Bashar era um reino composto por essas pessoas que foram discriminadas. Ele foi criado por um grupo que havia escapado ou sido expulso do país dos Homens-Fera. Por isso, os basharianos odiavam os homens-fera. Em vez disso, eles defendiam a supremacia humana e garantiam que os humanos recebessem mais vantagens e oportunidades.

— Como humana, o passado de Bashar me faz sentir vergonha. O país costumava proclamar que os humanos eram a raça suprema e que os homens-fera eram apenas seres inferiores destinados a serem tratados como escravos.

— Explicou usando o passado. Diferente agora?

— A facção não extremista da família real chegou ao poder quase cem anos atrás. Embora os dois países ainda não se deem bem, os basharianos se tornaram muito mais tolerantes com o nosso país.

Mas de forma lamentável, os dois países ainda estavam de olho um no outro. A Nação dos Homens-Fera reconheceu que eles estavam em um estado que fazia com que os basharianos não pudessem fazer muito contra nós, em especial com o rei sendo tão forte quanto era, mas eles ainda não podiam evitar que seus soldados se reunissem ao saber que os basharianos haviam feito o mesmo... embora os vizinhos tivessem declarado que estavam apenas usando suas forças militares para limpar um calabouço.
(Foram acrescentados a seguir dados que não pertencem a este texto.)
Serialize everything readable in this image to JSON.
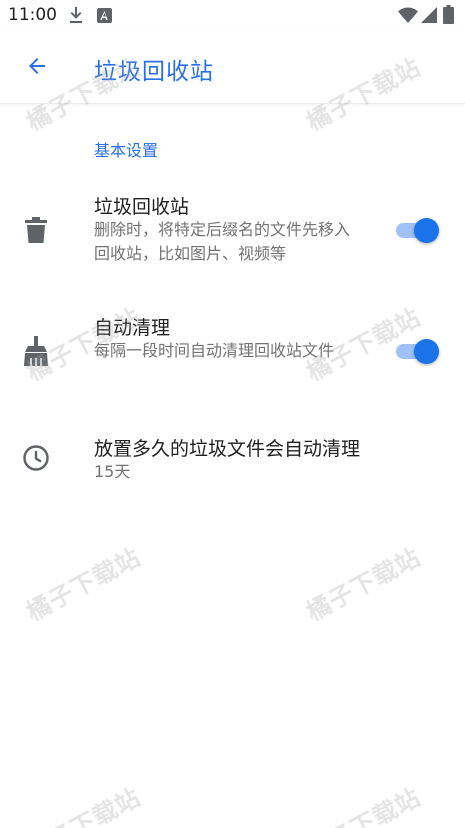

— E é por isso que estamos com falta de mão de obra no momento. —, concluiu a recepcionista. — Você estaria disposta a aceitar o trabalho e nos ajudar?

Os 1.500 gorudo que pouparíamos seria insignificante para nós, mas o pedido passaria oficialmente pela Guilda dos Aventureiros e aumentaria o nosso crédito, então achamos que não havia nenhuma desvantagem.

— Aceitarei trabalho de escolta para Argentlapn.

— Isso é ótimo. —, a recepcionista sorriu. — Seis da manhã é um bom horário para você?

— Nn. Sem problemas.

— Então nos vemos Amanhã.

Uoo. Transporte adquirido.

“Tudo bem. Acho que podemos relaxar e descansar até amanhã.”

— Primeiro, comer todas as especialidades locais.

"Há especialidades locais por aqui?"

— Vi placa agora.

"Você sempre foi rápida em perceber esse tipo de coisa... mas tudo bem, vamos dar uma olhada.

— Nn!


Nota

[1] Manticora, ou Manticore, é uma criatura mitológica, semelhante às quimeras, com cabeça de homem, três afiadas fileiras de dentes de tubarão, uma voz trovejante e corpo de leão (geralmente, com pelo ruivo), olhos de cores diferentes e cauda de escorpião ou de dragão com a qual pode disparar espinhos venenosos que matam qualquer ser, exceto o elefante. Em algumas descrições, aparece com asas de dragão ou morcego, variando as descrições, no que diz respeito às seu tamanho, uma Manticora comum tem 70 metros, já uma alfa tem de 84 a 94 metros, e as progenitoras (mãe de outras Manticoras) têm mais de 120 metros. Originária da mitologia persa, onde era apresentada como um monstro antropófago. O termo que a identifica tem também origem na língua persa: de martiya (homem) e khvar (comer). Segundo algumas lendas, as manticoras surgiram quando um rei foi amaldiçoado e se transformou em manticora. Aparentemente estas criaturas foram inspiradas em tigres. Até hoje, muitas histórias de pessoas desaparecidas na Índia são ligadas às Manticoras. Hoje sabemos que, na verdade, os responsáveis pelos desaparecimentos eram os tigres. A manticora é famosa por cantarolar baixinho enquanto come sua presa a fim de distraí-la e/ou amedrontá-la.